Wie lebt es sich mit Long Covid? Wie gehen Mitbürger mit Migrationsbiografie heute damit um, dass ihre Gemeinschaft viel stärker von Krankheit und Sterblichkeit betroffen war als die Gesamtgesellschaft? Was für Spuren hat die Zeit bei unseren Kindern hinterlassen? Wie hat die Bevölkerung die Rollen der Medien erlebt?

Persönliche Geschichten bieten die Grundlage und den Auftakt für lokal organisierte Gesprächskreise. Diese Dialoge sammeln Impulse für die Fragestellungen einer möglichen Untersuchungskommission. Gleichzeitig werden Erkenntnisse aus dem politischen Prozess laufend mit diesen Gesprächskreisen geteilt. Mitglieder des Untersuchungsausschusses oder der Enquete-Kommission erklären den Stand der Diskussionen und nehmen Impulse auf. Diese Verschränkung stärkt das Vertrauen in den politischen Prozess.

Es ist an uns allen, jetzt anzufangen und die Gesellschaft als Teil der Lösung mitzudenken – wenn nicht jetzt, wann dann?

Bürgerräte

Eine Woche nach diesem Vorschlag erklärt Katja Mast, erste Parlamentarische Geschäftsführerin der SPD-Bundestagsfraktion:

Wir schlagen als ersten Schritt einen Bürgerrat vor, in dem zufällig ausgewählte Menschen ihre Erlebnisse schildern und Empfehlungen für die Zukunft aussprechen können. […] Ein Bürgerrat und eine neu zu schaffende Kommission bieten die Chance, diese Debatten ohne Schaum vor dem Mund zu führen.

Sicher ist das gemeinsame Gespräch, insbesondere in der Art, wie oben beschrieben, ein wichtiger Weg, um über Empathie und Zuhören die Spaltung der Gesellschaft zu überwinden.

Es ist aber zwingend, dass die Untersuchungskommission, von der Katja Mast auch spricht, ebenfalls eingerichtet wird und eine transparente Untersuchung stattfindet. Gespräche dürfen kein Ersatz für eine Untersuchung sein.

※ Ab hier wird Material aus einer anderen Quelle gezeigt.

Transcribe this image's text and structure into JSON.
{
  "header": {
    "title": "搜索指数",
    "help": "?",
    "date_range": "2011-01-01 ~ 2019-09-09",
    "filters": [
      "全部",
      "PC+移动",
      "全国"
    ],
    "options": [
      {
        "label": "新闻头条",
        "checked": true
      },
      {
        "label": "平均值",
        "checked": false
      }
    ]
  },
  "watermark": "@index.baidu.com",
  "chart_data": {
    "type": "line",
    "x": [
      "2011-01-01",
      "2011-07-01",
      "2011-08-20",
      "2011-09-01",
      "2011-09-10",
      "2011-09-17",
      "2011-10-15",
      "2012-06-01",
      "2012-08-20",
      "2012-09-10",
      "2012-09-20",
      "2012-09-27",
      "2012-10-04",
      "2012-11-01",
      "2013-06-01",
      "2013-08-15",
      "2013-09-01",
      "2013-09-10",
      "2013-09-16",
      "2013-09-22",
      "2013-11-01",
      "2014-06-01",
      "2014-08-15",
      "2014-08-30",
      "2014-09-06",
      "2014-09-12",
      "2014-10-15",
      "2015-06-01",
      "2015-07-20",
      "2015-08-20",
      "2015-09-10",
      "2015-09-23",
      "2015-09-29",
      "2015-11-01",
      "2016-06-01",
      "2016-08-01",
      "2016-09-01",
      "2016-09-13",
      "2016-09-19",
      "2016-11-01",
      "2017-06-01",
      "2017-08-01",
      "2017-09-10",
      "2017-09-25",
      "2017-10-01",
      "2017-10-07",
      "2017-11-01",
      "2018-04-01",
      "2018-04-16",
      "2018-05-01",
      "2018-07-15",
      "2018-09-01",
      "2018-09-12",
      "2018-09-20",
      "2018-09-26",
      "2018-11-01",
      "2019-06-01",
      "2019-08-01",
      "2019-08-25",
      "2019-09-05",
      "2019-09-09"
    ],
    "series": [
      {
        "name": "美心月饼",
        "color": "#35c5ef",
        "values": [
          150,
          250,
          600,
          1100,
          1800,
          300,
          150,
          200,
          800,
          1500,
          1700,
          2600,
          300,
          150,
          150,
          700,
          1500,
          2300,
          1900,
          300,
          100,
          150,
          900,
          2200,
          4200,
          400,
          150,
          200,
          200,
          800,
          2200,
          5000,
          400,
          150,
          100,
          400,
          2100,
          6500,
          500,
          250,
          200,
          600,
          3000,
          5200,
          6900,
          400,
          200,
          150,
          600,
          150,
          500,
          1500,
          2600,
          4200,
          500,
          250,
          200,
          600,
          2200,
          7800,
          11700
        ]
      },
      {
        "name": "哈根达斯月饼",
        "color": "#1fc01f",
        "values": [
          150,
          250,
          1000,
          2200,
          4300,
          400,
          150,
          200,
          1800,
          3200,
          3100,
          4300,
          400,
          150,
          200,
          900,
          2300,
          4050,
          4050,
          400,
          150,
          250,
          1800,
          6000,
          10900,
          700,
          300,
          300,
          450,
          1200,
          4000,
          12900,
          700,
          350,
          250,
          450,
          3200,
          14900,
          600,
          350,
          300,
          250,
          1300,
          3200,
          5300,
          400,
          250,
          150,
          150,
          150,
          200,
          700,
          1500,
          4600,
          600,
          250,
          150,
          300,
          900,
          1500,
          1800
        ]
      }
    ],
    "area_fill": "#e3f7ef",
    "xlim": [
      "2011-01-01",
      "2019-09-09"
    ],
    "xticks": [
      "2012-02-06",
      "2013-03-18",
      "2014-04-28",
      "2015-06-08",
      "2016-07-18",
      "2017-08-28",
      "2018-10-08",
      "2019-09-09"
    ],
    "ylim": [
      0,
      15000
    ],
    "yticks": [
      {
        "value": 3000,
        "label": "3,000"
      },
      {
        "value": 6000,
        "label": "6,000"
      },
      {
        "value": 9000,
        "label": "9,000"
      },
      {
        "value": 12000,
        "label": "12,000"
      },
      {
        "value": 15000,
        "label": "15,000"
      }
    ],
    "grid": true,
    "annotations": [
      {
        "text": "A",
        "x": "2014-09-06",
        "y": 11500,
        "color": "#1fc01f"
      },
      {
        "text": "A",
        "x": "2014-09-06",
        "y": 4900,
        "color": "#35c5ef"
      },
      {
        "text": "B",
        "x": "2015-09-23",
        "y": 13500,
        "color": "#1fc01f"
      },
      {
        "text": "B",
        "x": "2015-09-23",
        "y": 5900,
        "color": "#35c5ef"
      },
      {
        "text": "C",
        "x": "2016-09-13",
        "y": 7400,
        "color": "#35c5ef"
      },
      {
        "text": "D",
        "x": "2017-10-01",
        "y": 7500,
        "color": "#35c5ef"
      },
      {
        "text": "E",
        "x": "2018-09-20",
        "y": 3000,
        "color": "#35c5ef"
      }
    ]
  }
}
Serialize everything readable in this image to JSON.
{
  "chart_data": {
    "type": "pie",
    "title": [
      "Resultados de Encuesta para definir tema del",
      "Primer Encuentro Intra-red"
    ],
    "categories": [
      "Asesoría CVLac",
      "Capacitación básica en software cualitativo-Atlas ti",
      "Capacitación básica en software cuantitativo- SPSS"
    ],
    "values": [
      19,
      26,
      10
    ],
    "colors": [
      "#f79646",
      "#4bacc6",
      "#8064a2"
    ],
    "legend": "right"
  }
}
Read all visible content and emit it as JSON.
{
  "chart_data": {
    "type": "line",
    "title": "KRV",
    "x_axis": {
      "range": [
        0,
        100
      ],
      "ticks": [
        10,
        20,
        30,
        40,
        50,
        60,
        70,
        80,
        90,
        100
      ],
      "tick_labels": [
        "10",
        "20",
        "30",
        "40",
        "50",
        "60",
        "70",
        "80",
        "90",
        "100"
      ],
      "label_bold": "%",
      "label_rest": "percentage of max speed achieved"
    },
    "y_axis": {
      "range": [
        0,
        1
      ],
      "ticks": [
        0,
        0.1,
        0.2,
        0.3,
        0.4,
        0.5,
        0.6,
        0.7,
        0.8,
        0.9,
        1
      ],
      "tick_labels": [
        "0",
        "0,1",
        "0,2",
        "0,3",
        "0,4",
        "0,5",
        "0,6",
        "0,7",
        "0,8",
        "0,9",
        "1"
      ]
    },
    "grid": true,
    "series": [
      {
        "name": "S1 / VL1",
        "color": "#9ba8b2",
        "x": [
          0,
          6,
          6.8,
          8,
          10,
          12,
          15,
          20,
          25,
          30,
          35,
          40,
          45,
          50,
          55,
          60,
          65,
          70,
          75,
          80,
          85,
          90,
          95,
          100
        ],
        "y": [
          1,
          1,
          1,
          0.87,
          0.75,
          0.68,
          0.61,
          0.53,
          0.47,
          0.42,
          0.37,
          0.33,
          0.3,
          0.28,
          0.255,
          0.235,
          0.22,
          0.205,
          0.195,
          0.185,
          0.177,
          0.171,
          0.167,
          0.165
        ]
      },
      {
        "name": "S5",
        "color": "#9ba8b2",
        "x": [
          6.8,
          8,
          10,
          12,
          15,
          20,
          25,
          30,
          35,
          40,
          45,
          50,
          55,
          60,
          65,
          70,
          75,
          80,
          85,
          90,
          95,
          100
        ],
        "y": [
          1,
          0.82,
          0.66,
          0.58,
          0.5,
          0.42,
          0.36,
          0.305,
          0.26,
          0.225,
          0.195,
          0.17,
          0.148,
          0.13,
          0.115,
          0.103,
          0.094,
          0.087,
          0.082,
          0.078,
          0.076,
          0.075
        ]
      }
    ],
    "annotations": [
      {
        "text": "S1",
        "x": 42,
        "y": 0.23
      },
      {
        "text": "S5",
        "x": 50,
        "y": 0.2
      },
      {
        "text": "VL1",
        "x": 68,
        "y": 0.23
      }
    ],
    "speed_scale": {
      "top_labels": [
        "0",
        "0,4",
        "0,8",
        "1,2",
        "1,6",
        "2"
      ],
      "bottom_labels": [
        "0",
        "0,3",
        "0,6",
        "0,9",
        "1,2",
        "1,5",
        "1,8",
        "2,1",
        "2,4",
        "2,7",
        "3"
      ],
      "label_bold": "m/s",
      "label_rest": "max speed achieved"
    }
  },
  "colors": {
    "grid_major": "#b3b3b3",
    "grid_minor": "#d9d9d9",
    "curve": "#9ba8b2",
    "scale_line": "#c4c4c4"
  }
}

Der wissenschaftliche Imperativ

Und nicht zuletzt: Die getroffenen Maßnahmen in den Corona-Jahren haben in ihrer Gesamtheit keinen historischen Vorläufer, sodass man es ohne jede Wertung und Vorwurf als ein wissenschaftliches Experiment bezeichnen kann, weil niemand vorab wissen konnte, welche exakten Konsequenzen diese oder jene Maßnahmen haben würden. Ein wissenschaftliches Experiment, in dem man – so die offizielle Losung – der Wissenschaft bestmöglich folgen wollte.

Aber kann es allen Ernstes sein, dass am Ende dieses Experimentes der wichtigste Teil der wissenschaftlichen Arbeit einfach übergangen wird: die wissenschaftliche Auswertung der Daten des Experiments?

Es wäre das Gegenteil von Wissenschaftlichkeit. Weshalb hat bis zum Frühjahr 2024 keine Untersuchung stattgefunden. Die Auswertung der Daten ist ein wissenschaftlicher Imperativ!